A week ago I went to a Down and Above concert, and I took a ton of photos, which I am still editing because I'm slow at editing. I think it was a fairly successful concert shot, but it was probably a bit unusual from a photographic gear standpoint, so I figured I'd talk about that.
My 20D broke in August, so I switched to doing film photography for a while. About a month ago, I really needed a digital camera, so I bought a 30D with a cracked back screen from a co-worker for 100 bucks. The 30D and the 20D have the same sensor, so I didn't gain anything in picture quality, but the 30D is ever so slightly more responsive, and the bigger RAW buffer means fewer lost shots.
But the back LCD screen is horribly broken and displays no useful image.
For day to day usage this is not really a problem.
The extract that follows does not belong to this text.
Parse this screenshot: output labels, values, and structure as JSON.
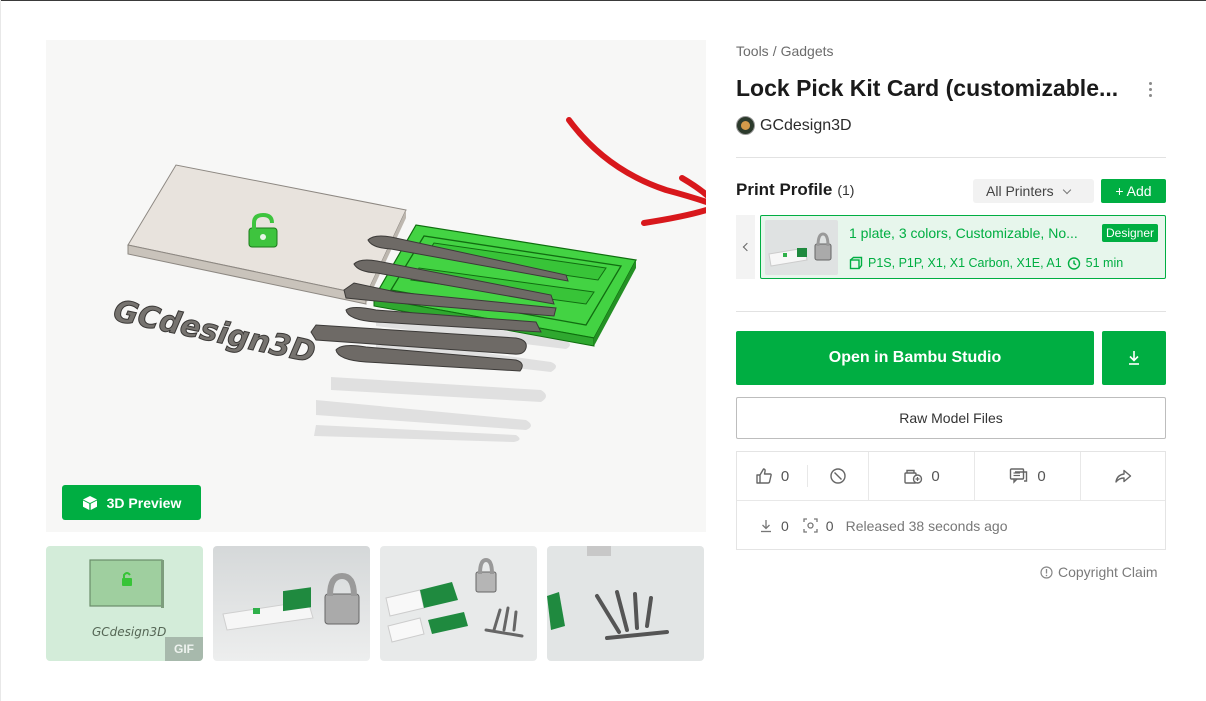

For one thing, I have been shooting film for the past five months. I know about what the proper exposure should be in my house, and with no screen to check my shots, I'm much more careful than usual in making sure my settings aren't goofy before I press the shutter button.
But concert photography is a whole other ball game. The lights are constantly changing, constantly swinging around and constantly never exactly in the right spot when you need them to be. Normally in a situation like that I would take a guess, shoot, chimp, and iterate. But with no screen, how could I chimp?
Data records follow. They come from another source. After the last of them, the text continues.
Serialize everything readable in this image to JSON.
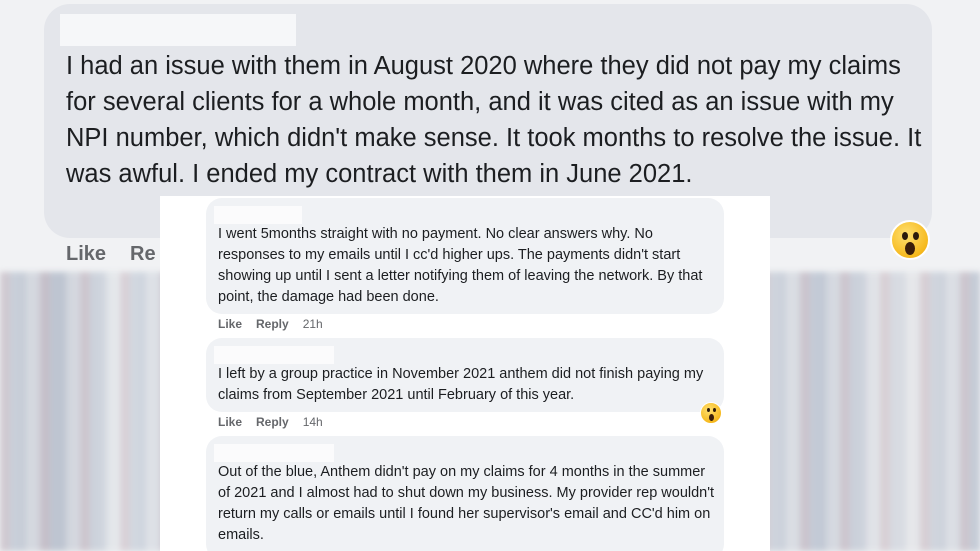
{
  "main_comment": {
    "text": "I had an issue with them in August 2020 where they did not pay my claims for several clients for a whole month, and it was cited as an issue with my NPI number, which didn't make sense. It took months to resolve the issue. It was awful. I ended my contract with them in June 2021.",
    "like_label": "Like",
    "reply_label": "Re",
    "reaction_icon": "wow-emoji-icon"
  },
  "replies": [
    {
      "text": "I went 5months straight with no payment. No clear answers why. No responses to my emails until I cc'd higher ups. The payments didn't start showing up until I sent a letter notifying them of leaving the network. By that point, the damage had been done.",
      "like_label": "Like",
      "reply_label": "Reply",
      "time": "21h"
    },
    {
      "text": "I left by a group practice in November 2021 anthem did not finish paying my claims from September 2021 until February of this year.",
      "like_label": "Like",
      "reply_label": "Reply",
      "time": "14h",
      "reaction_icon": "wow-emoji-icon"
    },
    {
      "text": "Out of the blue, Anthem didn't pay on my claims for 4 months in the summer of 2021 and I almost had to shut down my business. My provider rep wouldn't return my calls or emails until I found her supervisor's email and CC'd him on emails."
    }
  ]
}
Fortunately I had shot a concert at this same venue 4 or 5 years ago. Unfortunately, try as I might, I could not find my raw files from that night. I found the edited jpegs, but those were well nigh useless because they did not have any camera metadata in them to help me figure out the exposure settings I used last time!
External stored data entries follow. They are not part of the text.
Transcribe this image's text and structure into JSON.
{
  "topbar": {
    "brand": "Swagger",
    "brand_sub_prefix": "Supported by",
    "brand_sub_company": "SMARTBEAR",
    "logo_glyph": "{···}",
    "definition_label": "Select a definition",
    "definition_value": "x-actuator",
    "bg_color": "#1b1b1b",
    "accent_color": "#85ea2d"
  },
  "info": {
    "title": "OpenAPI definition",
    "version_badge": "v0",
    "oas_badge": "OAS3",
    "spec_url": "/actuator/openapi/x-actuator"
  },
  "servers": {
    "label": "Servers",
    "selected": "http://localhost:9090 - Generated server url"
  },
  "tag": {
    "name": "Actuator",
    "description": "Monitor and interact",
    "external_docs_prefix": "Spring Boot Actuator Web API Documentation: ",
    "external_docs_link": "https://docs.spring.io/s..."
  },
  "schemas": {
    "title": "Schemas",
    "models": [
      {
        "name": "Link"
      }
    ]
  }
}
In desperation I googled around to find out what I could about camera settings for concert photography and I came upon a useful article by Tom Di Maggio. In the article, Mr. Di Maggio says he starts with ISO 1600, f2.8 at 1/160th of a second.
Well that was good news for me. My camera only usefully goes up to ISO 1600. My three lenses only go up to f2.8 (OM Zuiko 24mm, 35mm, and 100mm). And hey, my long lens is a 100mm lens, which on my camera gives me an effective focal length of 160mm. So as long as I was reasonably careful, I could get reasonably sharp shots with my 100mm.
(The 100mm f2.8 OM Zuiko is the Best Lens in the Universe, by the way. It's relatively cheap because everyone wants the f2.0 version. But the 2.8 lens is very lightweight, and the rendering quality is absolutely stunning. [Yes, it's manual focus only. According to one of my photographer friends, any lens that does not have autofocus is "a steaming pile of crap!" I suppose for him it would not be the Best Lens in the Universe. But for me it certainly is.])
Anyway, back to the metering problem. I resolved to use those settings as a starting point, and to check the actual lighting conditions with the "spot meter" in my camera (the spot meter in my 30D is not very tight, and not really a true spot meter. But it would do in a pinch.)
Every time I checked the light with the spot meter, it was spot on at 1/160th, f2.8, and ISO 1600. I did shoot a few dozen back up frames at 1/250th of a second and 1/80th. of a second. No matter what settings I was using, because of the constantly changing light show, some were over exposed, some were under exposed. But overall I was mostly pleased with how the pictures came out.
One thing that worked surprisingly well was to put the camera in spot meter mode, and then have the camera pick the shutter speed with a fixed aperture. You'd think that would never work, but as I mentioned before, the "spot" meter on the 30D is really a big center patch, and even though I wanted to place the center of attention outside the center of my photos, enough of the subject was in the center so it was able to meter off the spot, and then ignore the vast spots of black behind the performers.
This last picture here was taken with the 24mm (all the rest were taken with the 100mm):
The 24mm OM Zuiko lens is really a poor performer with my Canon 30D. It imparts a bizarre, uneven color cast, and the photos have a plasticy feel to them. When shooting film, it's really a nice little lens. Nothing spectacular, but it's still pretty solid.
But one cure for that stupid color cast is to shoot in black and white! I don't know why I didn't think of that before. Now that I have thought of that, I think I might spend a weekend shooting black and white digital with just the 24 and see how it goes.